Nur altersgerechte Inhalte anzeigen lassen

Bei solchen Apps sind die meisten Grundfunktionen gleich. Eine der wichtigsten Funktionen ist das Blockieren von nicht altersgerechten Internetseiten und Apps - also Anwendungen, die beispielsweise Sex, Gewalt oder Waffen zeigen. Solche problematischen Inhalte landen auf der sogenannten "Blacklist" - einer Ausschlussliste. Andersherum wird oft auch eine sogenannte "Whitelist" angeboten – hier stehen Internetseiten drauf, die explizit für Kinder erlaubt sind. Eltern können die Listen selbst verwalten.

Bildschirmzeit verwalten

Spielen, chatten, soziale Netzwerke - schnell verbringen Kinder und Jugendliche mehrere Stunden vor dem Smartphone ohne es zu merken. Viele Apps bieten die Funktion, die Bildschirmzeit zu beobachten und zusätzlich auch limitieren zu können. Eltern und Kinder können also nachschauen, wie viel gespielt oder gesurft wurde.

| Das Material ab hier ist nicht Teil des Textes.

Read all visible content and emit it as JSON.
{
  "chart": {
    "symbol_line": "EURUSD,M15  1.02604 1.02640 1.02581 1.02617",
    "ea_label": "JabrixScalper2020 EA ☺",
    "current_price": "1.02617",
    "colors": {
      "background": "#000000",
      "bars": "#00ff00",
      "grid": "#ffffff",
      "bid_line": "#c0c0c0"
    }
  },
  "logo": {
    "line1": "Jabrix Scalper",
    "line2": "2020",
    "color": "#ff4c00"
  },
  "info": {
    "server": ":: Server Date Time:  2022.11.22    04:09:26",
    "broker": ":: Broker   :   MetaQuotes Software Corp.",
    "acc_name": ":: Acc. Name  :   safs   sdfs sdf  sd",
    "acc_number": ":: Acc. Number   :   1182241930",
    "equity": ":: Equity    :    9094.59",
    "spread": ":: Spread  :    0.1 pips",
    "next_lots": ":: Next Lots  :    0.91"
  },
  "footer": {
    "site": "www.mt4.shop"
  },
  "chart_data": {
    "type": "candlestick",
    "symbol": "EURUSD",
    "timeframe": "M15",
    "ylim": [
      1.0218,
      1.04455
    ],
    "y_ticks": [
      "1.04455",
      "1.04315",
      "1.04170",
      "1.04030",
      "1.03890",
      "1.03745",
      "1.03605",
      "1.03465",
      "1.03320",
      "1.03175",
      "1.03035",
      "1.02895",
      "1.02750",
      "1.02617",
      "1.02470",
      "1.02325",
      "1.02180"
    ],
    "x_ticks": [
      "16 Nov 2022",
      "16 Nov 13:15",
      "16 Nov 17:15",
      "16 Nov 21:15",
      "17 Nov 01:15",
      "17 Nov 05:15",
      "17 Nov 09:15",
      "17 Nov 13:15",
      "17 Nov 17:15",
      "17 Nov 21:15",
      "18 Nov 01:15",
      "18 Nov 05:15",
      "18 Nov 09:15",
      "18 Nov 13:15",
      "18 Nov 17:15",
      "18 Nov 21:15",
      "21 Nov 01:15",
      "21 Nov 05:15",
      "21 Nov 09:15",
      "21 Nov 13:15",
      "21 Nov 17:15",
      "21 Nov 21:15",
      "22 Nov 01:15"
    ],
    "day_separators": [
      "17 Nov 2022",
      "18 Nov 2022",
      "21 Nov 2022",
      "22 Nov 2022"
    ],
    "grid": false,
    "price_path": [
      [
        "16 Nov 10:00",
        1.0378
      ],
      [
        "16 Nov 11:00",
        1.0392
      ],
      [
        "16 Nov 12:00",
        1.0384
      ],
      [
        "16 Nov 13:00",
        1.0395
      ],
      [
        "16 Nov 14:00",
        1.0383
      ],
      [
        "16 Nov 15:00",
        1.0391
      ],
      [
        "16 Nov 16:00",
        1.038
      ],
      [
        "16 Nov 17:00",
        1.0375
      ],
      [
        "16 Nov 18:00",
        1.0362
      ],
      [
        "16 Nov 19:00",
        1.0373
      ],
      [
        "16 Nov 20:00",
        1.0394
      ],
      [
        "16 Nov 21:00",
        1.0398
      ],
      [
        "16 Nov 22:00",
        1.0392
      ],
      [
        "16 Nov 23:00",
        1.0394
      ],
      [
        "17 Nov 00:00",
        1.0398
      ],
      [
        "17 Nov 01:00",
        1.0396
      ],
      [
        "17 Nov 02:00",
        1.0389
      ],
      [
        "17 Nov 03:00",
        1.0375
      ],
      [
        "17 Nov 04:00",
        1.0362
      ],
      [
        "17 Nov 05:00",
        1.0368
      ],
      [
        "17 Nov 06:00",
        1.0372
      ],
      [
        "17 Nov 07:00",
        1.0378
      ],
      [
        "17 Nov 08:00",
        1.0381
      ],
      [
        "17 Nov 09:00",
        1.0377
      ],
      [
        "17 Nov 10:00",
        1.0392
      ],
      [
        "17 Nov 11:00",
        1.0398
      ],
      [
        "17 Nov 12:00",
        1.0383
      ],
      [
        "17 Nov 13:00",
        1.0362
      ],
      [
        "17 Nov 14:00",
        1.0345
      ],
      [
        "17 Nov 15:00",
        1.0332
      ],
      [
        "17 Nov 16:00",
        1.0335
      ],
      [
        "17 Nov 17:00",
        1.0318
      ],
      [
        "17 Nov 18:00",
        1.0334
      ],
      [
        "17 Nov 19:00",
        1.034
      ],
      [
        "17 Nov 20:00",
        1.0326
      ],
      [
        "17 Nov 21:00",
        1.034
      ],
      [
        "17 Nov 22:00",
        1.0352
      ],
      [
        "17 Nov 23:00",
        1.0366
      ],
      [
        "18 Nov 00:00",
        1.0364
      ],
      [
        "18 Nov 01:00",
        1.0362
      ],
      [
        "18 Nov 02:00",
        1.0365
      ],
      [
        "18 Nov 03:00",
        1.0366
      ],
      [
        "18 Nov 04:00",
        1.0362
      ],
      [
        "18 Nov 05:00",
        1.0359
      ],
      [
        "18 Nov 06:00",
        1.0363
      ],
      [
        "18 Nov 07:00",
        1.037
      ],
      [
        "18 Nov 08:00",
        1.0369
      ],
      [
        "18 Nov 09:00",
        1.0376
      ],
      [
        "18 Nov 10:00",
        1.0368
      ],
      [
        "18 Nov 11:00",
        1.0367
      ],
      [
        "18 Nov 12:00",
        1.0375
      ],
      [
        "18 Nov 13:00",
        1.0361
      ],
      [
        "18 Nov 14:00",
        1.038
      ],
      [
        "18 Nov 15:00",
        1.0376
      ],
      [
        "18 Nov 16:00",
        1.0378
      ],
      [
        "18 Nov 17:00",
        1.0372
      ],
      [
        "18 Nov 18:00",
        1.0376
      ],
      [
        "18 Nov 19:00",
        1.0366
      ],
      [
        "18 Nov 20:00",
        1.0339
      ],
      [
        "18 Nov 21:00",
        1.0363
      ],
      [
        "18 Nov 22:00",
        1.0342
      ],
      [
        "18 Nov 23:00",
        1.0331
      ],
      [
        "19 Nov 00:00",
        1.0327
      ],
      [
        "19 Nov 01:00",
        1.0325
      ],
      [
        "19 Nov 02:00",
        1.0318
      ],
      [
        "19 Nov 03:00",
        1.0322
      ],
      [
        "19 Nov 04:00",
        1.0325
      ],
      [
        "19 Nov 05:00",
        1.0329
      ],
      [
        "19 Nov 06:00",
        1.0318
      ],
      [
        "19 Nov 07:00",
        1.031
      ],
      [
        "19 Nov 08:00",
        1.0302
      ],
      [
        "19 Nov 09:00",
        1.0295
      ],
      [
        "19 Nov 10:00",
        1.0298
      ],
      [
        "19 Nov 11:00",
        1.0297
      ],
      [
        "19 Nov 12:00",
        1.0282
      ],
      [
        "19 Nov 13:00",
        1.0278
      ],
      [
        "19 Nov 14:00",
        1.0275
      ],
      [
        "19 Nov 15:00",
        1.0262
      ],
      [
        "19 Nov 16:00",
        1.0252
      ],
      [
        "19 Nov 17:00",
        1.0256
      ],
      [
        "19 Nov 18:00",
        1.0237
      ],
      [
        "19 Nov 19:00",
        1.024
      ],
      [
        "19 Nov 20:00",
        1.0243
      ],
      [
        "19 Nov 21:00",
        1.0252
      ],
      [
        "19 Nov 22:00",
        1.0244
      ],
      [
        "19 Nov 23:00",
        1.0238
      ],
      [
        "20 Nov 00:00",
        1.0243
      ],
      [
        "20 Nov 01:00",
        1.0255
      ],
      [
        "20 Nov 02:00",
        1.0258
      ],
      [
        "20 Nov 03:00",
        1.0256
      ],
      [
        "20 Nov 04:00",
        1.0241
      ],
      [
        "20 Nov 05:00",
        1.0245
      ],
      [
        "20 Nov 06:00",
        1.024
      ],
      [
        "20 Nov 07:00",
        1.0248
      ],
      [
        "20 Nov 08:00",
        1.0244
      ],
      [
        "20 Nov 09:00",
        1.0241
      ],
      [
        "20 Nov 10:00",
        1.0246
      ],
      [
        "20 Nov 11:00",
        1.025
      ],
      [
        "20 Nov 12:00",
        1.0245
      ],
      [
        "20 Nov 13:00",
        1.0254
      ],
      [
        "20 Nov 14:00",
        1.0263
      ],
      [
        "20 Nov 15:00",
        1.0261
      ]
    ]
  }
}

Nimmt die Nutzung überhand, können Eltern mit einigen Klicks die Smartphone-Zeit einschränken.

Ein Kind spielt unter der Bettdecke mit einem Smartphone
Eltern können mit Kinderschutz-Apps auch die Nutzungszeit des Smartphones einschränken. Bildrechte: imago images/Panthermedia

Standort anzeigen lassen

Dazu bieten solche Apps auch eine Standort-Verfolgung an. Eltern können also genau sehen, wo sich das Smartphone des Kindes befindet - und so in der Regel auch ihr Kind selbst. Die Standortverfolgung funktioniert über GPS. Simone Vintz von der Stiftung Warentest erklärt: "Die Eltern bekommen auf einer Karte angezeigt, wo das Kind ist. Bei manchen Apps kann man auch ein Gebiet festlegen, also einen Kreis auf der Karte ziehen und sagen, wenn das Kind diesen Bereich verlässt, bekommen die Eltern eine Nachricht."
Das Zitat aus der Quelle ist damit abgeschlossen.